(Reuters) - A Croatian tennis umpire banned from officiating for 12 months after a corruption inquiry worked as a linesman at last year's U.S. Open because of a "flaw in our system", the United States Tennis Association said on Friday.
Denis Pitner was suspended by the International Tennis Federation in August after sending information about a player to a coach during a tournament and regularly logging on to a betting account from which bets were placed on tennis matches.
"We had a flaw in our system. Denis Pitner did work as a linesman at the 2015 U.S. Open," Chris Widmaier, the USTA's managing director of corporate communications, told Reuters on Friday via email.
In a statement, the USTA said: "As we have now determined, Mr. Denis Pitner had been approved to work the U.S. Open as a linesman on July 13. The USTA was notified that Mr. Pitner was placed on the 'Do Not Credential' list on August 24.
"Mr. Pitner had already picked up his credential prior to the USTA being notified. Due to a flaw in our process, which we are investigating now, Mr. Pitner's credential was not cancelled.
"The USTA takes this matter extremely seriously and has made the investigation of what caused the error its highest priority, and will work with the newly created independent review panel to ensure instances such as this are not repeated in the future."
Pitner incurred his suspension by the ITF six months after fellow tennis umpire, Kazakhstan's Kirill Parfenov, was banned for life for contacting another official on Facebook in an attempt to manipulate the scoring of matches.
Both umpires were sanctioned for breaches of the sport's code of conduct for officials while four other umpires were also under investigation by the Tennis Integrity Unit (TIU).

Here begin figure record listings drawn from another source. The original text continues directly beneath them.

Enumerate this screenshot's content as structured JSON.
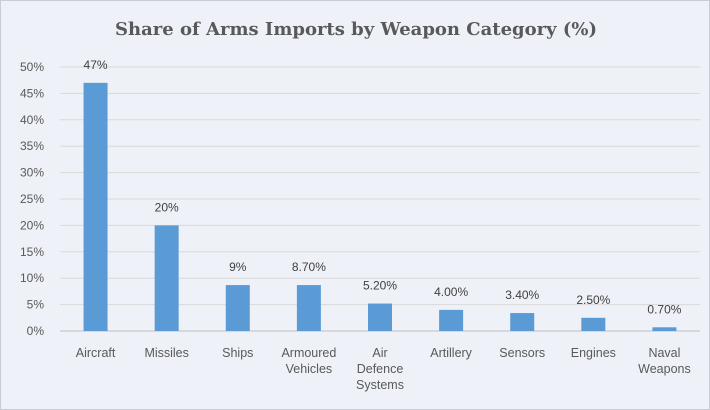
{
  "chart_data": {
    "type": "bar",
    "title": "Share of Arms Imports by Weapon Category (%)",
    "xlabel": "",
    "ylabel": "",
    "ylim": [
      0,
      50
    ],
    "yticks": [
      "0%",
      "5%",
      "10%",
      "15%",
      "20%",
      "25%",
      "30%",
      "35%",
      "40%",
      "45%",
      "50%"
    ],
    "grid": true,
    "legend": "none",
    "bar_color": "#5b9bd5",
    "categories": [
      [
        "Aircraft"
      ],
      [
        "Missiles"
      ],
      [
        "Ships"
      ],
      [
        "Armoured",
        "Vehicles"
      ],
      [
        "Air",
        "Defence",
        "Systems"
      ],
      [
        "Artillery"
      ],
      [
        "Sensors"
      ],
      [
        "Engines"
      ],
      [
        "Naval",
        "Weapons"
      ]
    ],
    "values": [
      47,
      20,
      8.7,
      8.7,
      5.2,
      4.0,
      3.4,
      2.5,
      0.7
    ],
    "data_labels": [
      "47%",
      "20%",
      "9%",
      "8.70%",
      "5.20%",
      "4.00%",
      "3.40%",
      "2.50%",
      "0.70%"
    ]
  }
}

However, the ITF did not announce the bans for Pitner and Parfenov until earlier this week, explaining that previously its Code of Conduct did not require officials sanctioned to be named.
Tennis is still reeling from widespread allegations of corruption in the sport and the independent review panel (IRP), which was launched last month, will take at least a year to complete its investigations.
The IRP was established following media reports criticising the TIU for not adequately investigating some 16 players repeatedly flagged over suspicions they had thrown matches in the past decade.
Match-fixing allegations by the BBC and the online BuzzFeed News broke before last month's Australian Open.
The allegations were further fuelled by former Australian professional Nick Lindahl pleading guilty in January to match-fixing in a minor tournament in 2013.
A top global bookmaker also suspended betting on a suspicious match at the Australian Open.